Source Parsing

The darc.parse module provides auxiliary functions to read robots.txt, sitemaps and HTML documents. It also contains utility functions to check if the proxy type, hostname and content type if in any of the black and white lists.

darc.parse._check(temp_list)[source]

Check hostname and proxy type of links.

Parameters

temp_list (List[Link]) – List of links to be checked.

Return type

List[Link]

Returns

List of links matches the requirements.

Note

If CHECK_NG is True, the function will directly call _check_ng() instead.

darc.parse._check_ng(temp_list)[source]

Check content type of links through HEAD requests.

Parameters

temp_list (List[Link]) – List of links to be checked.

Return type

List[Link]

Returns

List of links matches the requirements.

darc.parse.check_robots(link)[source]

Check if link is allowed in robots.txt.

Parameters

link (Link) – The link object to be checked.

Return type

bool

Returns

If link is allowed in robots.txt.

Note

The root path of a URL will always return True.

Extract links from HTML document.

Parameters
  • link (Link) – Original link of the HTML document.

  • html (Union[str, bytes]) – Content of the HTML document.

  • check (bool) – If perform checks on extracted links, default to CHECK.

Return type

List[Link]

Returns

List of extracted links.

Extract links from raw text source.

Parameters
  • link (Link) – Original link of the source document.

  • text (str) – Content of source text document.

Return type

List[Link]

Returns

List of extracted links.

Important

The extraction is NOT as reliable since we did not perform TLD checks on the extracted links and we cannot guarantee all links to be extracted.

The URL patterns used to extract links are defined by darc.parse.URL_PAT and you may register your own expressions by DARC_URL_PAT.

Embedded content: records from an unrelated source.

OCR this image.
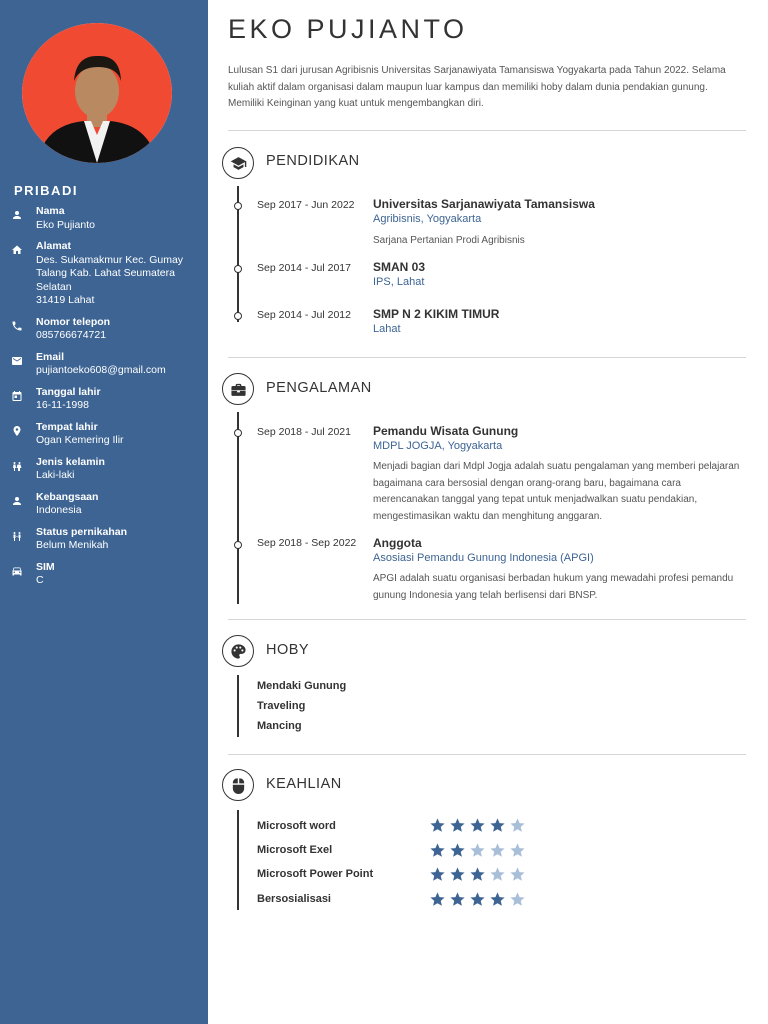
PRIBADI
Nama
Eko Pujianto
Alamat
Des. Sukamakmur Kec. Gumay
Talang Kab. Lahat Seumatera
Selatan
31419 Lahat
Nomor telepon
085766674721
Email
pujiantoeko608@gmail.com
Tanggal lahir
16-11-1998
Tempat lahir
Ogan Kemering Ilir
Jenis kelamin
Laki-laki
Kebangsaan
Indonesia
Status pernikahan
Belum Menikah
SIM
C
EKO PUJIANTO

Lulusan S1 dari jurusan Agribisnis Universitas Sarjanawiyata Tamansiswa Yogyakarta pada Tahun 2022. Selama kuliah aktif dalam organisasi dalam maupun luar kampus dan memiliki hoby dalam dunia pendakian gunung. Memiliki Keinginan yang kuat untuk mengembangkan diri.

PENDIDIKAN
Sep 2017 - Jun 2022 Universitas Sarjanawiyata Tamansiswa
Agribisnis, Yogyakarta
Sarjana Pertanian Prodi Agribisnis
Sep 2014 - Jul 2017 SMAN 03
IPS, Lahat
Sep 2014 - Jul 2012 SMP N 2 KIKIM TIMUR
Lahat
PENGALAMAN
Sep 2018 - Jul 2021 Pemandu Wisata Gunung
MDPL JOGJA, Yogyakarta
Menjadi bagian dari Mdpl Jogja adalah suatu pengalaman yang memberi pelajaran bagaimana cara bersosial dengan orang-orang baru, bagaimana cara merencanakan tanggal yang tepat untuk menjadwalkan suatu pendakian, mengestimasikan waktu dan menghitung anggaran.
Sep 2018 - Sep 2022 Anggota
Asosiasi Pemandu Gunung Indonesia (APGI)
APGI adalah suatu organisasi berbadan hukum yang mewadahi profesi pemandu gunung Indonesia yang telah berlisensi dari BNSP.
HOBY
Mendaki Gunung
Traveling
Mancing
KEAHLIAN
Microsoft word
Microsoft Exel
Microsoft Power Point
Bersosialisasi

darc.parse.get_content_type(response)[source]

Get content type from response.

Parameters

response (requests.Response) – Response object.

Return type

str

Returns

The content type from response.

Note

If the Content-Type header is not defined in response, the function will utilise magic to detect its content type.

darc.parse.match_host(host)[source]

Check if hostname in black list.

Parameters

host (Optional[str]) – Hostname to be checked.

Return type

bool

Returns

If host in black list.

Note

If host is None, then it will always return True.

darc.parse.match_mime(mime)[source]

Check if content type in black list.

Parameters

mime (str) – Content type to be checked.

Return type

bool

Returns

If mime in black list.

darc.parse.match_proxy(proxy)[source]

Check if proxy type in black list.

Parameters

proxy (str) – Proxy type to be checked.

Return type

bool

Returns

If proxy in black list.

Note

If proxy is script, then it will always return True.

darc.parse.URL_PAT: List[re.Pattern]

Regular expression patterns to match all reasonable URLs.

Currently, we have two builtin patterns:

  1. HTTP(S) and other regular URLs, e.g. WebSocket, IRC, etc.

re.compile(r'(?P<url>((https?|wss?|irc):)?(//)?\w+(\.\w+)+/?\S*)', re.UNICODE),
  1. Bitcoin accounts, data URIs, (ED2K) magnet links, email addresses, telephone numbers, JavaScript functions, etc.

re.compile(r'(?P<url>(bitcoin|data|ed2k|magnet|mailto|script|tel):\w+)', re.ASCII)
Environ

DARC_URL_PAT

See also

The patterns are used in darc.parse.extract_links_from_text().